Oleh : Dr. Dudung Nurullah Koswara, M.Pd.
(Penulis dan Praktisi Pendidikan)
Semua orang punya hobi dan minat pada sesuatu. Penyanyi, pelukis, penari, pebisnis dan kesukaan lainnya tentu punya kepuasan puncak tersendiri. Semua orang punya kepuasan tertentu dalam melakukan sesuatu.

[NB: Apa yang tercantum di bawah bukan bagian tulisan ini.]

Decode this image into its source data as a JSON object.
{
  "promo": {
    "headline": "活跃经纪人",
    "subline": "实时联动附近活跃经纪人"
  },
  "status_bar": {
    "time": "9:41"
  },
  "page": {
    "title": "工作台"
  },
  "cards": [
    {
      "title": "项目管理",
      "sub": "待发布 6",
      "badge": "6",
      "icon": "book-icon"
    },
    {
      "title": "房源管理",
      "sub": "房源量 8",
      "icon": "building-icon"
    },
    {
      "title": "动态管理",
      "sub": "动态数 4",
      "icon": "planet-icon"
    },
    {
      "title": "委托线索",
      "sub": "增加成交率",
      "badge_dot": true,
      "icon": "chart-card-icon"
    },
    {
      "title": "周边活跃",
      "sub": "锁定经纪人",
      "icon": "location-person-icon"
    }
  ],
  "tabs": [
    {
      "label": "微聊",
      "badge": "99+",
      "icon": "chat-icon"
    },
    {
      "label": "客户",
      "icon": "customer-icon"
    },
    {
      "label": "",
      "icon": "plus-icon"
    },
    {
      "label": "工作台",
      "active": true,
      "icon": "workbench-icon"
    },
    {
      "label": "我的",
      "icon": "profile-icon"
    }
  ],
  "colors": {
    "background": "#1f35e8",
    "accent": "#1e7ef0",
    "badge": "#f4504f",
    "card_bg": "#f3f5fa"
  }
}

Termasuk penulis punya kepuasan tersendiri dalam aktivitasnya. Aktivitas menulis adalah aktivitas minoritas. Konon dari 1000 orang rakyat Indonesia yang suka baca hanya 1 orang. Apalagi menulis, makin tidak disukai orang. Bisa jadi dari 100.000 orang Indonesia, hanya 1 yang menulis.
Penulis adalah makhluk langka. Mengapa masih ada para penulis yang rajin menulis? Diantara asbabnya adalah kepuasan OL yakni “orgasme literatif. Kepuasan orgasme literatif ini rasanya hanya bisa diketahui Si Penulis sendiri, sebagai pelaku.
OL atau “orgasme literatif” hanya bagi entitas penulis. Kepuasan orgasme literatif adalah ketika para penulis asyik menulis dan selesai menulis, mengeluarkan energi pikirnya. Para penulis bila sudah gak nahan ingin menulis, banyak hal jadi tak fukus.
Apalagi bila ada rangsangan ide yang menggelinjang di pikirannya. Bila ide menggoda di pikirannya dan terus menggoda untuk dituliskan, Ia akan segera melakukan giat menulis. Bila tidak, maka Ia akan galau dan gak nahan.
Bagi para penulis aktif, setiap waktu inginnya menulis. Apa yang melintas dipikiran, terlihat, terdengar dan isue aktual yang sedang berkembang, inginnya dituliskan. Seorang penulis bila sedang hot dalam sebuah sudut pandang terkait tema tertentu, Ia bisa mengabaikan hal lain.
Seorang penulis pria, konon katanya ada yang bertengkar dengan istrinya, asbab Ia terus menulis. Padahal Sang Istri sudah gak nahan ingin “diskusi” dengan suami tercinta. Sang Suami Penulis, malah mengatakan, “Tar say, tanggung”.
Orgasme Literatif bagi Sang Penulis adalah utama. Menghasilkan karya tulis bagi Si Penulis Adiktif adalah utama. Bukan hanya sekedar untuk terbit di media, untuk buku dan mengisi forum tertentu, melainkan sudah menjadi kebutuhan biologisnya.
Bagi para penulis hal yang paling seksi adalah ide atau gagasan yang tiba-tiba muncul penuh gairah dalam perspektifnya. Ingin segera mereka mengendapkan dan mendokumentasi sudut pandangnya terkait hal hangat yang menggoda di kepalanya.
Bisa jadi gadis cantik lewat, semampay atau bohay, kurang menggoda bagi para penulis adiktif. Hal yang menggoda bagi mereka adalah sejumlah narasi-narasi menggoda yang layak dan pantas ditulisakan sampai mencapai puncak orgasme literatif.
Bisa jadi kepuasan biologis Sang Penulis Adiktif adalah ketika ritual orgasme literatifnya menghasilkan anak kandung literasi yakni buku dan produk terbitan lainnya. Setelah melakukan penetrasi pada dimensi narasi yang menggoda.
Harimau mati meninggalkan belang, kendaraan mati ditinggalkan penumpang, manusia mati meninggalkan utang. Penulis mati meninggalkan tulisan.